Sejarah tidak terlepas dari unsur subjektif maka dari itu untuk meminimalisir hal tersebut dilakukannya kritik sumber sejarah dengan tujuan “untuk membedakan apa yang benar, apa yang tidak benar (palsu), apa yang mungkin dan apa yang meragukan atau mustahil” Sjamsuddin (2007: 131) kegiatan ini dimaksudkan sebagai proses analisis dari metodologi sejarah terhadap kebenaran atau keaslian atau keotentikan terhadap sumber sejarah seperti dokumen dari arsip-arsip maupun sumber sejarah lainnya. Sehingga dengan dengan adanya tahapan kritik sumber ini dapat mengetahui kebenaran atau keaslian dan keotentikan dari sumber sejarah tersebut sehingga sejarah yang ditulis (historiografi) oleh sejarawan dapat di uji kebenarannya. Adapun fungsi dan tujuan dari kritik sumber adalah untuk membedakan untuk membedakan apa yang benar, apa yang tidak benar (palsu), apa yang mungkin dan apa yang meragukan atau mustahil, karena dalam kehidupan nyata sehari-hari, manusia selain telah banyak berbuat yang benar tidak jarang pula membuat kesalahan-kesalahan (disengaja ataupun tidak disengaja), bahkan ada pula yang tidak segan-segan melakukan pemalsuan [sumber sejarah] atau kejahatan lainnya oleh karena itu diperlukannya kritik terhadap sumber sejarah. Dalam kritik terhadap sumber sejarah dibagi menjadi dua, yaitu kritik eksternal dan kritik internal sebagaimana akan dijelaskan pada uraian berikutnya.
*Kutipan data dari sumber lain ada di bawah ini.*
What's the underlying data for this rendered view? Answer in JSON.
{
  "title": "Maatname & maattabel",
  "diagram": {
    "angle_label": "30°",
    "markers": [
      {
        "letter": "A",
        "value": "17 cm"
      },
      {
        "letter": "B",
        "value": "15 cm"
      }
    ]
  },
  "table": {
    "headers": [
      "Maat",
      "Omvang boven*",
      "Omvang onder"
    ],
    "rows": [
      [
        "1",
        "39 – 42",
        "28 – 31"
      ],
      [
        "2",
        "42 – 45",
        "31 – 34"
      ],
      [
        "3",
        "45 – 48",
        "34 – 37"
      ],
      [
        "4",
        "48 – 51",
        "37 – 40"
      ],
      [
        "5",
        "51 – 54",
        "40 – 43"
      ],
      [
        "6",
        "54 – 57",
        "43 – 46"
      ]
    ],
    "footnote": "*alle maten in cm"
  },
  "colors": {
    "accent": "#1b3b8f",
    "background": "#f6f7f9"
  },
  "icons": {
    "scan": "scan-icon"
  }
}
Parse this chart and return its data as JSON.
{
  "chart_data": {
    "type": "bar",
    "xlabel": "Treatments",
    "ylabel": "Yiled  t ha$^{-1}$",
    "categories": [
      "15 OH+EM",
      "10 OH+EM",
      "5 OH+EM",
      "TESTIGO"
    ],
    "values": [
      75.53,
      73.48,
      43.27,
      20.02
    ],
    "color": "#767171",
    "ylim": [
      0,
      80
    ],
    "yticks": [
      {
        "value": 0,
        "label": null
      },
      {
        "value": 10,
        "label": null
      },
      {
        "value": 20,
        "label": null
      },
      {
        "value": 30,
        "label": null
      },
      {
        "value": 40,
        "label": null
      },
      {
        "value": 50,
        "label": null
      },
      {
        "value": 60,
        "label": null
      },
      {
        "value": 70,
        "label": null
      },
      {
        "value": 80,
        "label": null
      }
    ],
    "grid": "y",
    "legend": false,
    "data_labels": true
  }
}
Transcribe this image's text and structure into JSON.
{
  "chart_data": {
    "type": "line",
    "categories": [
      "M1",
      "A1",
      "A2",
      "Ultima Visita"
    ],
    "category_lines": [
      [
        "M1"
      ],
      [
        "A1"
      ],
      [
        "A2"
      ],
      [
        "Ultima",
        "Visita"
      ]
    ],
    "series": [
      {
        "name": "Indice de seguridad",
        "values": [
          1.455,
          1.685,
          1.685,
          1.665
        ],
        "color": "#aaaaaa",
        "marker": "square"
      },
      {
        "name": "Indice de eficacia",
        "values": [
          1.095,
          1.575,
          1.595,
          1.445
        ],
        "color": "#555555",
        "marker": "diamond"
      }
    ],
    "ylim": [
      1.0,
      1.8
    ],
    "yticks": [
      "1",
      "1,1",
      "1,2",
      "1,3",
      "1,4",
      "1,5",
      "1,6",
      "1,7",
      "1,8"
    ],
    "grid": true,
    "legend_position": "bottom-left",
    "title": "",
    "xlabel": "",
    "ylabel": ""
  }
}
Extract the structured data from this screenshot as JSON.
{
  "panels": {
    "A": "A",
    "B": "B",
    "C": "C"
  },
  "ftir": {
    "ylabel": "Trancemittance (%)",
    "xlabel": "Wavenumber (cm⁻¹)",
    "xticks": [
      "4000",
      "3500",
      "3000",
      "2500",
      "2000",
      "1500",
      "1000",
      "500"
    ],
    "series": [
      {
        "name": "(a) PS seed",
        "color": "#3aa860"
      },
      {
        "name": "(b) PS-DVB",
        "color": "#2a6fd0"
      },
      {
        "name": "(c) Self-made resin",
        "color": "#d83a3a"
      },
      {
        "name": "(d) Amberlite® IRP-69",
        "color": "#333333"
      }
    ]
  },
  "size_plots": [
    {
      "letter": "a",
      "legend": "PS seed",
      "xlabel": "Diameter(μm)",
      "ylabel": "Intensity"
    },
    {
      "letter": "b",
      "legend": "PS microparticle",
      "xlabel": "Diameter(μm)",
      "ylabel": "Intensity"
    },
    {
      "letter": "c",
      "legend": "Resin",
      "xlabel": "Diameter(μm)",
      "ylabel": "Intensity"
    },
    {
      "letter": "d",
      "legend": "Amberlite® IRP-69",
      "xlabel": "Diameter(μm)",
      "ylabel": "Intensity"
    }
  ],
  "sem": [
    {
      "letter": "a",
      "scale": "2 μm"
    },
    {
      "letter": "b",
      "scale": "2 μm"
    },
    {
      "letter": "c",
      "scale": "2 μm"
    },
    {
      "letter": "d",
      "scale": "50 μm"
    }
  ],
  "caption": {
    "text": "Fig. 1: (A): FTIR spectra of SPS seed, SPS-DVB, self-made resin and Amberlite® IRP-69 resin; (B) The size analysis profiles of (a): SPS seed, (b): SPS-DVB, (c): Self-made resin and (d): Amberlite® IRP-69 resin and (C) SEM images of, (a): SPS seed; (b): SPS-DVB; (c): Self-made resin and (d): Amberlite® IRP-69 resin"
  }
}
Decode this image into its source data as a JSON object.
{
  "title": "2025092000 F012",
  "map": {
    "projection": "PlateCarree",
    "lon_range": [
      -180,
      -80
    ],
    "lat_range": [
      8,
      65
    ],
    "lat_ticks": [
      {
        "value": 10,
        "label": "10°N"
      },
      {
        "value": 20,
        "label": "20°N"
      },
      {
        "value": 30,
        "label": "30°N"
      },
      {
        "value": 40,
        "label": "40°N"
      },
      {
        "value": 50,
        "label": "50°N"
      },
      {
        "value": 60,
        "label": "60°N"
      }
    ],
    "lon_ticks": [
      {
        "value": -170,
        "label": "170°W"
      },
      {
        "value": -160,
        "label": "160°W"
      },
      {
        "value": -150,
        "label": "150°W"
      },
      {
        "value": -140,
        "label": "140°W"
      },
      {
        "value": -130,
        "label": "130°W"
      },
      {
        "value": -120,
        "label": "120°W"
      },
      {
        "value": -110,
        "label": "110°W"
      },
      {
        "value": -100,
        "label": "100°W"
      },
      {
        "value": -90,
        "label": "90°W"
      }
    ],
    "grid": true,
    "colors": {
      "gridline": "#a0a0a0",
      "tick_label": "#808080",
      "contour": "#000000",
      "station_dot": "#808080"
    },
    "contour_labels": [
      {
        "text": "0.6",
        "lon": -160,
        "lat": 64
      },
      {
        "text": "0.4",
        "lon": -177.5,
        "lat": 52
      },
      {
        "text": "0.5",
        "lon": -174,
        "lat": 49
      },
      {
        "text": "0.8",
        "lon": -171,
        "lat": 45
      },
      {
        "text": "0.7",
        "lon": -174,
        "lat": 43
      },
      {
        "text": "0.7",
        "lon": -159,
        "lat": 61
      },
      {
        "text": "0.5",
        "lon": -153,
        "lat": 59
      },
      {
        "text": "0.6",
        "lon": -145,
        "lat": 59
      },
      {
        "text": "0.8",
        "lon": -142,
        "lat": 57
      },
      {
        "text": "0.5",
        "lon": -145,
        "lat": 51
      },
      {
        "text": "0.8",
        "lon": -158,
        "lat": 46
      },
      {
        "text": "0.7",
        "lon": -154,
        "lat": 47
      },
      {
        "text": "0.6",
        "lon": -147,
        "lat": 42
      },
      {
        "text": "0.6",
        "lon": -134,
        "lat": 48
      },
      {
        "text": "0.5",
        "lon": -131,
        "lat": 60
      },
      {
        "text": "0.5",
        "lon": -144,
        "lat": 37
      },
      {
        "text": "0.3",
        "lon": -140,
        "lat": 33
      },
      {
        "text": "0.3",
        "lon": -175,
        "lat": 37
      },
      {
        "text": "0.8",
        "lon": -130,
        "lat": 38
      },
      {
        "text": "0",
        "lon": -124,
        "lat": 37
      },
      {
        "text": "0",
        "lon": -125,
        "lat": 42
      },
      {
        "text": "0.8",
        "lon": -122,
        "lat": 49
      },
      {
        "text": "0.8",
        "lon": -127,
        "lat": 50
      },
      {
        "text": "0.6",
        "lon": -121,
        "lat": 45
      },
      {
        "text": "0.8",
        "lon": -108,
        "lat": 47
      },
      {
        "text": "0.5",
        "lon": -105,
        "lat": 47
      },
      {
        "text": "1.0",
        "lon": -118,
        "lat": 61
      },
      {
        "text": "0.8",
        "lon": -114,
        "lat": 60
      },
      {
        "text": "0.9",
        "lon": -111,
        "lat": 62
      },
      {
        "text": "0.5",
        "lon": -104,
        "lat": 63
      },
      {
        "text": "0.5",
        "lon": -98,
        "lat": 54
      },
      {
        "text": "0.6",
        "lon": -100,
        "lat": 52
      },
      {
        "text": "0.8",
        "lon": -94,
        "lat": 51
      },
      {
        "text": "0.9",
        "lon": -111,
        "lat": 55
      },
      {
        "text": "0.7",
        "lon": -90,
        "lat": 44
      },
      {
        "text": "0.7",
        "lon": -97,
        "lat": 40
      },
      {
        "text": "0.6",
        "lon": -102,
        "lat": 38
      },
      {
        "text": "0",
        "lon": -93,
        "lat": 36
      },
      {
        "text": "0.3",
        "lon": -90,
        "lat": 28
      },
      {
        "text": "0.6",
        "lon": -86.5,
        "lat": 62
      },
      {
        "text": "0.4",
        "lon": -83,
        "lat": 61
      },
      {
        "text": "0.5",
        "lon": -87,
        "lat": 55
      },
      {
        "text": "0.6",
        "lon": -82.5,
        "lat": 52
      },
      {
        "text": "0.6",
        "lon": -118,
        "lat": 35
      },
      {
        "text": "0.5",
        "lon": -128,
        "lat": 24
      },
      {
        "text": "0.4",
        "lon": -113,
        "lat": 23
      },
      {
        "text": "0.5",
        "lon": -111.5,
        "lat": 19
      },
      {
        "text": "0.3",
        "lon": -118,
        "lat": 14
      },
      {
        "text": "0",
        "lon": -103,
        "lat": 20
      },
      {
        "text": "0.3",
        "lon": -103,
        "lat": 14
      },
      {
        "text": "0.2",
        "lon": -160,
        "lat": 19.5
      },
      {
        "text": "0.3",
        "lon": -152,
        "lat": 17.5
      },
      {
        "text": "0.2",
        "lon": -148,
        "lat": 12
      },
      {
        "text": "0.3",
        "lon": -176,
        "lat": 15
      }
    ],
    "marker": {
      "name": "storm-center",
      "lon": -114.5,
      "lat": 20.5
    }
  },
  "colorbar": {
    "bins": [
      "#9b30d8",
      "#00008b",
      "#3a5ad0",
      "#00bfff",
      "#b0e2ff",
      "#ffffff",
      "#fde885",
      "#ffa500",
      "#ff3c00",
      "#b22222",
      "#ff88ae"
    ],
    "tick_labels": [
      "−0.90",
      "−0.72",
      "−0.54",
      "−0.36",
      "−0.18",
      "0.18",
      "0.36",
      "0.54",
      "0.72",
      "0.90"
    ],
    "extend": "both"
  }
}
2.2. Kritik Eksternal (exsternal criticism): Otentisitas, Deteksi Sumber Palsu, Integritas, Penyuntingan Terhadap Sumber Sejarah.

Kritik Eksternal adalah kritik yang diberikan terhadap aspek luar dari sumber sejarah dengan cara “…melakukan verifikasi atau pengujian terhadap aspek-aspek ‘luar’ dari sumber sejarah”. Dalam memproses evidensi para sejarawan harus;

“(1) menegakan kembali (re-establish) teks yang benar (criticism of restoration); (2) menetapkan dimana, kapan, dan oleh siapa dokumen itu ditulis (criticism of origin); (3) mengklasifikasi dokumen ini menurut system dari kategori-kategori yang diatur sebelumnya (system of preset categories)” Sjamsuddin (2007: 130)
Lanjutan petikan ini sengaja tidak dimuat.